Among the questions the survey asks 400,000 non-deployed active troops are: “If Don’t Ask, Don’t Tell is repealed and you are assigned to share a room, berth or field tent with someone you believe to be a gay or lesbian Service member, which are you most likely to do?”
Another question:
If Don’t Ask, Don’t Tell is repealed and you are assigned to bathroom facilities with an open bay shower that someone you believe to be a gay or lesbian Service member also used, which are you most likely to do? Mark 1.
Answer choices:
Take no action
Use the shower at a different time than the Service member I thought to be gay or lesbian
Discuss how we expect each other to behave and conduct ourselves
Talk to a chaplain, mentor, or leader about how to handle the situation
Talk to a leader to see if I had other options
Something else
Don’t know
ABC News’ Jake Tapper spoke with Servicemembers United. One of the main issues the group found with the survey is that it starts out by incorrectly defining DADT as a rule that “generally requires that a Service member shall be separated if found to have engaged in, or attempted to engage in, homosexual acts.” In reality, the law allows the firing of a service member for simply saying, “I’m gay”–without “ever engaging in, or attempting to engage in, a ‘homosexual act.’”
Some other issues the group found with the survey are:
The group says that the question about how repealing Don’t Ask, Don’t Tell might “affect your willingness to recommend to a family member or close friend that he or she join the military?” is “highly offensive and unnecessary. Would such a question every be allowed to be asked about blacks, women, Muslims, Mormons, or any other minority group?”

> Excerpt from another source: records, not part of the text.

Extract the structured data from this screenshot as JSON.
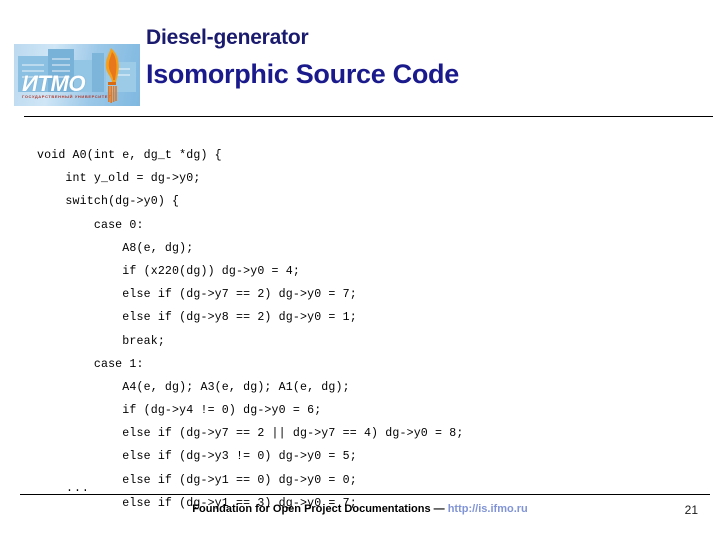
{
  "slide": {
    "title": "Diesel-generator",
    "subtitle": "Isomorphic Source Code",
    "page_number": "21"
  },
  "logo": {
    "name": "itmo-university-logo",
    "wordmark": "ИТМО",
    "subtext": "ГОСУДАРСТВЕННЫЙ УНИВЕРСИТЕТ"
  },
  "code": {
    "lines": [
      "void A0(int e, dg_t *dg) {",
      "    int y_old = dg->y0;",
      "    switch(dg->y0) {",
      "        case 0:",
      "            A8(e, dg);",
      "            if (x220(dg)) dg->y0 = 4;",
      "            else if (dg->y7 == 2) dg->y0 = 7;",
      "            else if (dg->y8 == 2) dg->y0 = 1;",
      "            break;",
      "        case 1:",
      "            A4(e, dg); A3(e, dg); A1(e, dg);",
      "            if (dg->y4 != 0) dg->y0 = 6;",
      "            else if (dg->y7 == 2 || dg->y7 == 4) dg->y0 = 8;",
      "            else if (dg->y3 != 0) dg->y0 = 5;",
      "            else if (dg->y1 == 0) dg->y0 = 0;",
      "            else if (dg->y1 == 3) dg->y0 = 7;"
    ],
    "continuation": "..."
  },
  "footer": {
    "text": "Foundation for Open Project Documentations — ",
    "url": "http://is.ifmo.ru"
  },
  "colors": {
    "title": "#1a1a6e",
    "subtitle": "#1a1a8c",
    "url": "#8094d6",
    "rule": "#000000",
    "background": "#ffffff"
  }
}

The group says questions about sharing a room, berth, or field tent “with someone you believe to be a gay or lesbian Service member” are considered highly inflammatory. “The real atrocity in these questions, which are some of the worse in the entire survey, lies in the answer choices, especially ‘Discuss how we expect each other to behave and conduct ourselves while sharing a room, berth, or field tent.’ The fact that this is even an answer choice legitimizes the completely irrational assumption or fear that gays and lesbians need to be ‘talked to’ about their behavior and conduct, lest they misbehave by default. Also the suggestion that someone may need to ‘talk to a chaplain, mentor, or leader about how to handle the situation’ is highly offensive. No survey would ever be allowed to get away with suggesting or implying such things about any other minority.”
[emphasis ours]
Tapper said he has asked the Pentagon to respond and will update his post when he hears back. While it’s unclear exactly what the Pentagon is looking to find through the survey, officials hopefully realize that military members are not oblivious to gays and lesbians working with them just because of this law. Aside from the tone of the survey, another point of contention is that the questions ask if DADT is repealed. This seems odd when the Obama administration has said all along that DADT will be repealed, and it’s just a matter of when.